Well, this general theme of faith blindness that weaves its way throughout John’s Gospel comes to a head in the episode we read today. Our reading opens when some Greeks approach one of Jesus’ disciples and say, “Sir, we wish to see Jesus.”  We know nothing about these Greeks.  Many have assumed that they are Gentiles and that their presence signals that the Gentile mission is about to begin.  But it’s just as likely that they are Diaspora Jews, which might explain why they would be coming to Jerusalem to worship during Passover.  In any case, they appear in the opening sentences of the episode, make their request, and then disappear from the narrative. Their wish to see Jesus goes unfulfilled.  When Philip and Andrew tell Jesus that there are some Greeks who wish to see him, Jesus ignores the request and launches into a sermon about the meaning of his death and about what it means to be his disciple.

Now we’re puzzled.  Why does John depict Jesus as giving these Greeks the cold shoulder?  He ignores their presence, as well as their request to see him. I don’t know why John introduces and then dismisses the Greeks so abruptly, but I do have a hunch.  My hunch is that John’s concern lies elsewhere. Namely, with those of us who will never have an opportunity to see Jesus in person.  Consider the suggestion that the Greeks’ comment, “We would see Jesus,” foreshadows the encounter between the risen Christ and Thomas, which takes place at the very end of John’s Gospel.  Recall how, for Thomas, “Seeing is believing.”  Thomas declared, “Unless I see with my own eyes, and touch his wounds with my own hands, I will not believe.” Jesus responds to Thomas:  “Have you believed because you have seen me?  Blessed are those who have not seen and yet have come to believe.”

So friends, Jesus’ final blessing is aimed at us.  If Jesus were sitting in the sanctuary this morning, we would have no way to identify him.  His face is not recognizable to us. But John’s point is that we don’t have to see Jesus to believe that in him—his life, death and resurrection—God is reconciling the world unto himself.  John declares that in Jesus the world is judged and the ruler of the world driven out.  By “world” John doesn’t mean God’s good creation. Instead he is referring to that fallen, distorted, misshapen, and rebellious world that rules through violence, injustice, and oppression. But through Jesus, John declares, God is overcoming evil and drawing all people back to one another and to God. That’s good news for all of us who without seeing, believe.  We believe that Jesus’ death and subsequent resurrection are the means through which God is putting the fractured creation back together.
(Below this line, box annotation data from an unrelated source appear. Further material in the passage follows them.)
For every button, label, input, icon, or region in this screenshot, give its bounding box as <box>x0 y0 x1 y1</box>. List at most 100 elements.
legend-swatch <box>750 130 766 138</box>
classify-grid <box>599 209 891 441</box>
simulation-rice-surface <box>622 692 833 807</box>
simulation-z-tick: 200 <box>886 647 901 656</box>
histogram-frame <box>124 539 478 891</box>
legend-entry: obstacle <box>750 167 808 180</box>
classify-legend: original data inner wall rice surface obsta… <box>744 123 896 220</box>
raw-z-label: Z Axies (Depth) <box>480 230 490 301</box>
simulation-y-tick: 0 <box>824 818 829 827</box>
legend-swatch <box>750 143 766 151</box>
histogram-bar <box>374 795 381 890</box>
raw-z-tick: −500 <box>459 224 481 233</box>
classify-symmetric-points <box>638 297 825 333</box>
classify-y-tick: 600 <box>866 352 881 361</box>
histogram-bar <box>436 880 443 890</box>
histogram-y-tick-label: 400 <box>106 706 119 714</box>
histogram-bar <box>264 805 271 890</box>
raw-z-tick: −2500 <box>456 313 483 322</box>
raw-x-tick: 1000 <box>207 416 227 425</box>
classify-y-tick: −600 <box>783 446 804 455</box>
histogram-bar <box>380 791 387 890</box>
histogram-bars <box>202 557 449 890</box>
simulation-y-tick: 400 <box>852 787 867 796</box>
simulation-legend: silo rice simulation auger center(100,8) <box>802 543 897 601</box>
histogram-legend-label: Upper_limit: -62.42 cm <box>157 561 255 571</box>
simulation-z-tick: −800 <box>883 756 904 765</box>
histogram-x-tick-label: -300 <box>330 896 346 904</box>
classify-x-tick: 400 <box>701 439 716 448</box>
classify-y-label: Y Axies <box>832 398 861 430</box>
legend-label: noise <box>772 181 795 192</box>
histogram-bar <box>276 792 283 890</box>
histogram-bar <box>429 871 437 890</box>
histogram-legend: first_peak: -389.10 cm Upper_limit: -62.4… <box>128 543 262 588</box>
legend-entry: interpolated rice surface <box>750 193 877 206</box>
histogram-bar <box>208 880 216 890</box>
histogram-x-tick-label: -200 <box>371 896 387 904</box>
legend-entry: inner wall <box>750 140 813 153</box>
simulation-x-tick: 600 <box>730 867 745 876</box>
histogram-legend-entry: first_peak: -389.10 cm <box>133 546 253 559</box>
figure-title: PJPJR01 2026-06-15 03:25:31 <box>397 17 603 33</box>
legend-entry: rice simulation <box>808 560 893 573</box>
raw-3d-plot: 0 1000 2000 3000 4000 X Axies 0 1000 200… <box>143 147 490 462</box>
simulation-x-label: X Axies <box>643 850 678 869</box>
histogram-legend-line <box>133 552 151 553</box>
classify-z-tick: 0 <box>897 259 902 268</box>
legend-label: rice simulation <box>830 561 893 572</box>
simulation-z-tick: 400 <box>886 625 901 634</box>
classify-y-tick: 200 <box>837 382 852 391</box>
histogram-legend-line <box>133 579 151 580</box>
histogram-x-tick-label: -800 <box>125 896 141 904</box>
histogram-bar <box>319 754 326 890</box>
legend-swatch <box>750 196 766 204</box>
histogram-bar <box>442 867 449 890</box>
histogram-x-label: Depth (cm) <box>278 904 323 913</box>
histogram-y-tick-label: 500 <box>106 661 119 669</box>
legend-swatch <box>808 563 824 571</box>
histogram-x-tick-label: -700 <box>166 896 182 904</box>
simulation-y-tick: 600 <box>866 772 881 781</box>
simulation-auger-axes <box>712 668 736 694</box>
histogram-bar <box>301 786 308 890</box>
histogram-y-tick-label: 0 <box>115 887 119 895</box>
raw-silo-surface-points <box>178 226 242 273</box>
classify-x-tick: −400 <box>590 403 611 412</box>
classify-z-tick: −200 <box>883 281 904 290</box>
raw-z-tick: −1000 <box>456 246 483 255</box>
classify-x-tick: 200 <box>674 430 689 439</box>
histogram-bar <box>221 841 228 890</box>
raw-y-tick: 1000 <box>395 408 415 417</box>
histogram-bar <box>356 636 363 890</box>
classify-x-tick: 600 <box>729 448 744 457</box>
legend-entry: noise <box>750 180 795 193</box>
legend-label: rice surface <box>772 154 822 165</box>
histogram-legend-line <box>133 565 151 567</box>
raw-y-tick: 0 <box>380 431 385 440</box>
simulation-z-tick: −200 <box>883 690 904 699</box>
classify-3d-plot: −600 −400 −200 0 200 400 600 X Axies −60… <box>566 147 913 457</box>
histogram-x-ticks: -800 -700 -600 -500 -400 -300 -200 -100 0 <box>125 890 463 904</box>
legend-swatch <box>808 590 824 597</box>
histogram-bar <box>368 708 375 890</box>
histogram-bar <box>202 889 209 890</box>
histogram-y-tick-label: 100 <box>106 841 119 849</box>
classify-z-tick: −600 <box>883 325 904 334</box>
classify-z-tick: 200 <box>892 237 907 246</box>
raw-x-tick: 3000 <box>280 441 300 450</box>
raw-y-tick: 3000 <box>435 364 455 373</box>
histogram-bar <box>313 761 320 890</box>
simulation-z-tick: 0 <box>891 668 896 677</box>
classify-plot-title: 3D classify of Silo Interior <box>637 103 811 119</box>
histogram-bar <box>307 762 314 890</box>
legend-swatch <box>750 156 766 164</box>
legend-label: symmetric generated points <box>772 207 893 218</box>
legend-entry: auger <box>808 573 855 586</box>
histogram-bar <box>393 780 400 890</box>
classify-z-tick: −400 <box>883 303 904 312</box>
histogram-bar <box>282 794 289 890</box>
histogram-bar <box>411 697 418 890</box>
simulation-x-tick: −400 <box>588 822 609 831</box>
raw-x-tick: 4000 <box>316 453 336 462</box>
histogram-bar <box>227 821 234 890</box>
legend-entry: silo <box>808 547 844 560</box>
What’s important, then, is not seeing Jesus but joining with Jesus in God’s mission to reconcile and set right all that is wrong.   Jesus calls disciples of every age to become part of God’s compassion reaching out into the world.  “Whoever serves me must follow me, and where I am, there will my servant be also.”  Servants of Jesus are those who are trying to shape their lives around Jesus’  command to love and serve our neighbors. Such service often go unnoticed. The mother who is up all night with a sick child; the husband who cares tenderly for his wife whose Alzheimer’s is so advanced that she no longer know his name; the sister who prays for and seeks to help her alcoholic brother; the office worker who risks her job by speaking out against racial injustice in her company; the father who proudly takes the hand of his autistic son and walks with him to the first—frightening—day of school. . . .Wherever people in need are treated with compassion, the  Jesus is there.

In a moment you’ll be invited to the Lord’s Table.  Bread will be broken, wine poured and held up for all to see.  To the untrained eye the bread is just bread and the wine only wine.  But to the eyes of faith, when the bread is broken and the wine poured out, the crucified and risen Lord is recognized. And through the power of the Holy Spirit, his life continues to shape those of us who believe in him and who join with him in his ministry of reconciliation. “Blessed are those who have not seen, yet have come to believe.”